TiVo's StopWatch data, available since February and used by Publicis Groupe's Starcom USA and Interpublic Group, analyze second-by-second viewership patterns by an anonymous, aggregated and random sample of 20,000 TiVo units. Two months of the data -- the first time the TiVo information has been released publicly -- show that some of the least fast-forwarded ad campaigns (that include at least 20 airings of an ad) were also among Madison Avenue's least entrancing: direct-response commercials. Direct-response ads for sporting goods, exercise equipment and Air Hogs toys, for example, were among the four least-fast-forwarded campaigns in April. Meanwhile, in May, among ads airing in prime time on broadcast networks, three of the top 10 ads were for movies, which usually consist of the most entertaining and eye-catching scenes from a coming release.
TiVo throws down
The increasing availability of such data illustrates the intense scrutiny being placed on the venerable 30-second commercial. Companies including Nielsen, TiVo and TNS Media Research all offer increasingly granular data about commercial performance, and marketers and TV networks already have agreed in large part to base their ad deals on Nielsen's new commercial-ratings data for the coming TV season. What this all means is that ads will be put under the microscope as never before -- and as TiVo's new data point out, some long-held assumptions about what ads stand out may be put to the test.
"This is really about knowing the individual commercial" and how it performs in each appearance, said Tracey Scheppach, senior VP-video innovations director at Starcom USA.
Because the TiVo data are relatively new, it's too early to draw strong, sustainable conclusions, said Todd Juenger, VP-general manager of TiVo Audience Research and Management. The data do have limitations; they aren't broken down by viewer demographics, for instance. But their scattershot nature points to the notion that there are no obvious winning strategies when it comes to creating standout work for TV, which remains the best way to reach mass audiences.
Popular commercials not during popular shows
Even ads placed in the most popular prime-time program can't thwart an individual's desire to push the fast-forward button. TiVo's data shows that in April and May, some of the highest-rated commercials appeared in programs that were not among the top 10 most viewed for either month (to be fair, most of these ads still ran in hit shows such as "House," "Grey's Anatomy" and "American Idol").
|Least-fast-forwarded brand campaigns on 15 measured broadcast and cable networks, daytime and prime time, April 2007:
Another idea on how to avoid ad skipping making the rounds is to try to get an ad in the last slot of a pod, since DVR viewers tend to stop fast-forwarding so as to not miss the beginning of the show. But even winning more advantageous placement within a commercial pod isn't necessarily a winning strategy, Mr. Juenger said. Very few of the least-fast-forwarded campaigns in April or May had a high percentage of spots that ran either first or last in a particular pod or commercial break, he said, with the majority enjoying only a normal distribution of commercial slots.

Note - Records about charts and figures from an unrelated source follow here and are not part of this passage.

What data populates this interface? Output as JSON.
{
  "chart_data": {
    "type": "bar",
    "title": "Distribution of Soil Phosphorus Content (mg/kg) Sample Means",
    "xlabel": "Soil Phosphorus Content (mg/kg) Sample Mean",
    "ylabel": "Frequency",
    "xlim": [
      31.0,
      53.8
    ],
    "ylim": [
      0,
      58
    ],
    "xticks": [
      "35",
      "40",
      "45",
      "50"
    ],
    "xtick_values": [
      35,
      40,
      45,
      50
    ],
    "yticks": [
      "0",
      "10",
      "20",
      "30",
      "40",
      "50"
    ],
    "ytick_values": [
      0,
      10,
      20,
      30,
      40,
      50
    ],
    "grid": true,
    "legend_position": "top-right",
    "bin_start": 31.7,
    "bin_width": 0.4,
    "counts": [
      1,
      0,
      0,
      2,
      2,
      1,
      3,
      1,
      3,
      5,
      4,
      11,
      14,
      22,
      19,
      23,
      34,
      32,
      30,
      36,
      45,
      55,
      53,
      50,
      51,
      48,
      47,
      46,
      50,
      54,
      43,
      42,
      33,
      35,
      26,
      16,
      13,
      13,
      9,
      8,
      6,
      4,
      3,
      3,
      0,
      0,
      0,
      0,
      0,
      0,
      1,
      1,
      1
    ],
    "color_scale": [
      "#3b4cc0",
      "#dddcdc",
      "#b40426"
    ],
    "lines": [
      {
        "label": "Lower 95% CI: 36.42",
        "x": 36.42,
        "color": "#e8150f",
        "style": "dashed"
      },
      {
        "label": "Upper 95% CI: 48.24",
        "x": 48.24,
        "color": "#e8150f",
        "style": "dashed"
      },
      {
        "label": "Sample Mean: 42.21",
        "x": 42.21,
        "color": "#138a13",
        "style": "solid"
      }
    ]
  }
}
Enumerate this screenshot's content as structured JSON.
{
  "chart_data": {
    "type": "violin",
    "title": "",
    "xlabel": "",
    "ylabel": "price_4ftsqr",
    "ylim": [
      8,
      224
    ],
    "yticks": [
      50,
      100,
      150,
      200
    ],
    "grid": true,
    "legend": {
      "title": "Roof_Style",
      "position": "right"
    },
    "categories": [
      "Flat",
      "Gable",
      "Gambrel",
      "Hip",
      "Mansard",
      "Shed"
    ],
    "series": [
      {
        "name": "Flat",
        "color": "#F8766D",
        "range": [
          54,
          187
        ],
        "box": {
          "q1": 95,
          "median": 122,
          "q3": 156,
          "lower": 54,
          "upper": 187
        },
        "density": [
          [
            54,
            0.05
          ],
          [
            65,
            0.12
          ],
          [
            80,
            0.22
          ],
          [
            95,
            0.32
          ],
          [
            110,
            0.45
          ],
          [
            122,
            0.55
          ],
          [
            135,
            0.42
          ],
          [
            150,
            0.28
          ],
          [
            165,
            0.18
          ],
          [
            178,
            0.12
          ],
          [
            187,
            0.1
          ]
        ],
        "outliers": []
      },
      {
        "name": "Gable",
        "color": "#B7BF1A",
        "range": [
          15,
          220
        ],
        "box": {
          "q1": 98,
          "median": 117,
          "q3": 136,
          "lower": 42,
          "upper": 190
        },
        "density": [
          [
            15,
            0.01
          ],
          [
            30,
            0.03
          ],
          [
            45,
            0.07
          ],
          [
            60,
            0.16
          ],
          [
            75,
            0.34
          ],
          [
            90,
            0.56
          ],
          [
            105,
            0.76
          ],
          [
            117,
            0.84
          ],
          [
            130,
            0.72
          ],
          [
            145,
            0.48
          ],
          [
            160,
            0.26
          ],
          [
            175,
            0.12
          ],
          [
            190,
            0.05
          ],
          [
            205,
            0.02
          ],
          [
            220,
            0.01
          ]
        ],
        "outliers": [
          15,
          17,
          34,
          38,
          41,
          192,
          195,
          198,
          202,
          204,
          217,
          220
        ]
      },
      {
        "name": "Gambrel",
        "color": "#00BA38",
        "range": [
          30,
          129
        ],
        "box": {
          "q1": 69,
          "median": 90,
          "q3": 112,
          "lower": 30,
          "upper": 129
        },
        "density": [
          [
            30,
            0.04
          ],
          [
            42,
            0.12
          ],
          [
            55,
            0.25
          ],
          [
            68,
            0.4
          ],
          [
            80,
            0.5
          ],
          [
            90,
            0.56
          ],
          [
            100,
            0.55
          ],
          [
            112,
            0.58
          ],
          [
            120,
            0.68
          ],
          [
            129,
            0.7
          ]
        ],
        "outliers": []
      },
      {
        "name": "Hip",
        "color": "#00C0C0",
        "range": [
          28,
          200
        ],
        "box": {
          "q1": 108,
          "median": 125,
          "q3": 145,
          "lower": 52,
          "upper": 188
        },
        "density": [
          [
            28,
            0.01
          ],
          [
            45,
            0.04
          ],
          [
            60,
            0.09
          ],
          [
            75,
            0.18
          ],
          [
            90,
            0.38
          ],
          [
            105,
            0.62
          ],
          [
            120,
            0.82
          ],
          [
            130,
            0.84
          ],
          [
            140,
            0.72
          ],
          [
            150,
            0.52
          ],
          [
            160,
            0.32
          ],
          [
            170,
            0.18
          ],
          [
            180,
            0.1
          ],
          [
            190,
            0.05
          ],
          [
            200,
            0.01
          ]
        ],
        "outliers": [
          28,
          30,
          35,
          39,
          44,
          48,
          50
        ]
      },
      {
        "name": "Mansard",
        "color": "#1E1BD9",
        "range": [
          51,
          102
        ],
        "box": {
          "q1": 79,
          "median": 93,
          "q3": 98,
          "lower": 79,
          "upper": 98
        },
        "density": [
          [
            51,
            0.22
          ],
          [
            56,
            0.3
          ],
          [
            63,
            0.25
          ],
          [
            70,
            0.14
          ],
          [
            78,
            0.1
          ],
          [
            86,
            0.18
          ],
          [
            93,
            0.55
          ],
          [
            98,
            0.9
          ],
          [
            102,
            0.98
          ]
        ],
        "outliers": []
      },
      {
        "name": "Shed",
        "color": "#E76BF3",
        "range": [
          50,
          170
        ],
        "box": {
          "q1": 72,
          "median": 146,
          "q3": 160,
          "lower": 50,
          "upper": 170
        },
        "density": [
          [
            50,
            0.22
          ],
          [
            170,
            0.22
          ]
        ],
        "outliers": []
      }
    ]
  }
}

Financial-services and direct-response ads worked well, Mr. Juenger suggested, because they can be easily understood by consumers in the market for the particular product being advertised. "I'm sure creative has an important role, but it's the relevance of the message to the audience" that could be the deciding factor, he said. "If you're not interested in a home gym, I could see why you would just zap through that. But if you are interested and you're about to plunk down $500, you will watch the whole thing."
But placing those ads across various TV channels, as is often done, means advertising has become more and more of a guessing game, with marketers hoping to connect to that small subset of individuals who are watching a particular show but in the market or interested in a specific advertisement. Thanks to new data, "what you really have here is a report card on every commercial," said Ira Berger, director-network broadcasting at Richards Group, an independent Dallas agency.
This kind of data is leading to several different reactions within the ad industry. Some media buyers are calling for longer commercials, while others expect a complete breakdown of the ways in which ads are placed and sold, so that advertisers can request specific placement of ads at particular moments -- and maybe pay a premium to do so. Others expect ad agencies to start to move in one of two directions: working to generate enough buzz so that consumers are eager to find out more about particular ads, or damping the hype and offering more bare-bones information, instead, much like paid-search ads online.
"Instead of trying to sell products, people are going to throw puppy dogs and babies and every cliché in there so people stay with the commercials," Mr. Berger said. "No one can even imagine what changes this is going to bring creatively."